Opinion
October 24, 2000.
Pro Se for plaintiff-appellant.
Christopher T. Owen, for defendant-respondent.
Sullivan, P.J., Nardelli, Rubin, Saxe, Friedman, JJ.
Order, Supreme Court, New York County (Jacqueline Silbermann, J.), entered July 14, 1999, which, inter alia, denied plaintiff's motion to set aside the parties' separation agreement, incorporated but not merged into their judgment of divorce, and/or upwardly modify its maintenance provisions, unanimously affirmed, without costs.

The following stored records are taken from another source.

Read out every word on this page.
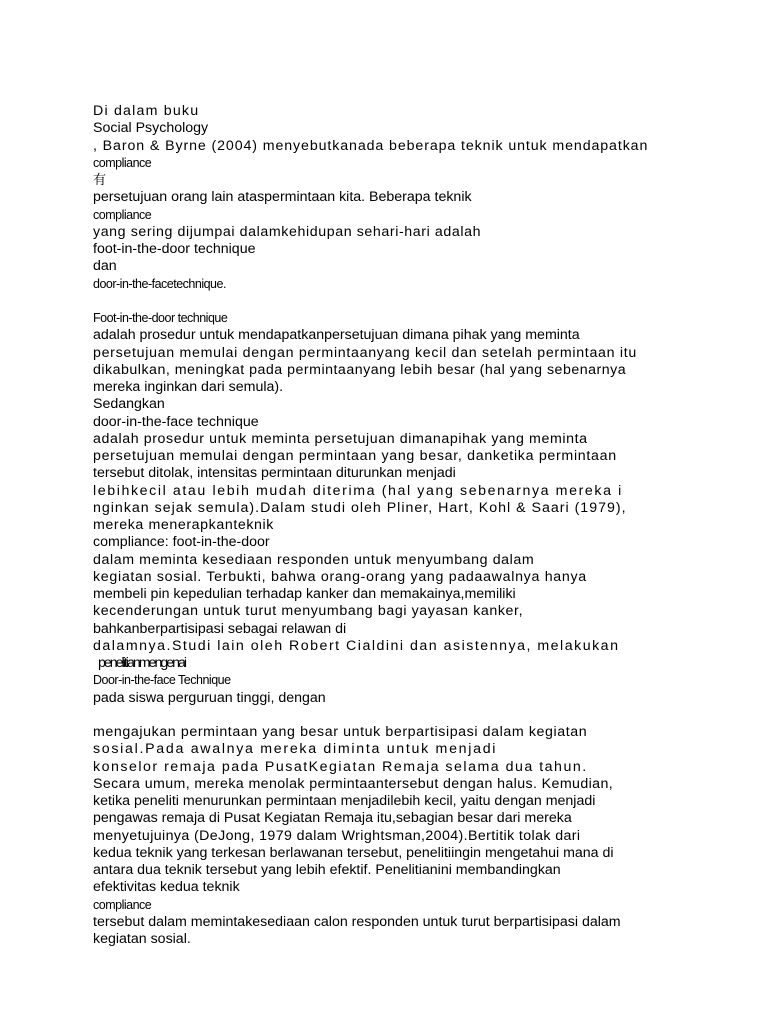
Di dalam buku
Social Psychology
, Baron & Byrne (2004) menyebutkanada beberapa teknik untuk mendapatkan
compliance
有
persetujuan orang lain ataspermintaan kita. Beberapa teknik
compliance
yang sering dijumpai dalamkehidupan sehari-hari adalah
foot-in-the-door technique
dan
door-in-the-facetechnique.
Foot-in-the-door technique
adalah prosedur untuk mendapatkanpersetujuan dimana pihak yang meminta
persetujuan memulai dengan permintaanyang kecil dan setelah permintaan itu
dikabulkan, meningkat pada permintaanyang lebih besar (hal yang sebenarnya
mereka inginkan dari semula).
Sedangkan
door-in-the-face technique
adalah prosedur untuk meminta persetujuan dimanapihak yang meminta
persetujuan memulai dengan permintaan yang besar, danketika permintaan
tersebut ditolak, intensitas permintaan diturunkan menjadi
lebihkecil atau lebih mudah diterima (hal yang sebenarnya mereka i
nginkan sejak semula).Dalam studi oleh Pliner, Hart, Kohl & Saari (1979),
mereka menerapkanteknik
compliance: foot-in-the-door
dalam meminta kesediaan responden untuk menyumbang dalam
kegiatan sosial. Terbukti, bahwa orang-orang yang padaawalnya hanya
membeli pin kepedulian terhadap kanker dan memakainya,memiliki
kecenderungan untuk turut menyumbang bagi yayasan kanker,
bahkanberpartisipasi sebagai relawan di
dalamnya.Studi lain oleh Robert Cialdini dan asistennya, melakukan
penelitianmengenai
Door-in-the-face Technique
pada siswa perguruan tinggi, dengan
mengajukan permintaan yang besar untuk berpartisipasi dalam kegiatan
sosial.Pada awalnya mereka diminta untuk menjadi
konselor remaja pada PusatKegiatan Remaja selama dua tahun.
Secara umum, mereka menolak permintaantersebut dengan halus. Kemudian,
ketika peneliti menurunkan permintaan menjadilebih kecil, yaitu dengan menjadi
pengawas remaja di Pusat Kegiatan Remaja itu,sebagian besar dari mereka
menyetujuinya (DeJong, 1979 dalam Wrightsman,2004).Bertitik tolak dari
kedua teknik yang terkesan berlawanan tersebut, penelitiingin mengetahui mana di
antara dua teknik tersebut yang lebih efektif. Penelitianini membandingkan
efektivitas kedua teknik
compliance
tersebut dalam memintakesediaan calon responden untuk turut berpartisipasi dalam
kegiatan sosial.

Relief in the nature of setting aside the parties' separation agreement was properly denied since the agreement is not manifestly unfair to plaintiff, and no evidence was adduced tending to show that it was the result of fraud or other inequitable conduct by defendant (see, Luftig v. Luftig, 239 A.D.2d 225, 227). Nor does plaintiff adduce any evidence of "extreme hardship" such as might warrant an upward modification of the maintenance amounts of the agreement (Domestic Relations Law 23 6[B][9][b]; see, id., at 227-228). We have considered and rejected plaintiff's other arguments.
THIS CONSTITUTES THE DECISION AND ORDER OF THE SUPREME COURT, APPELLATE DIVISION, FIRST DEPARTMENT.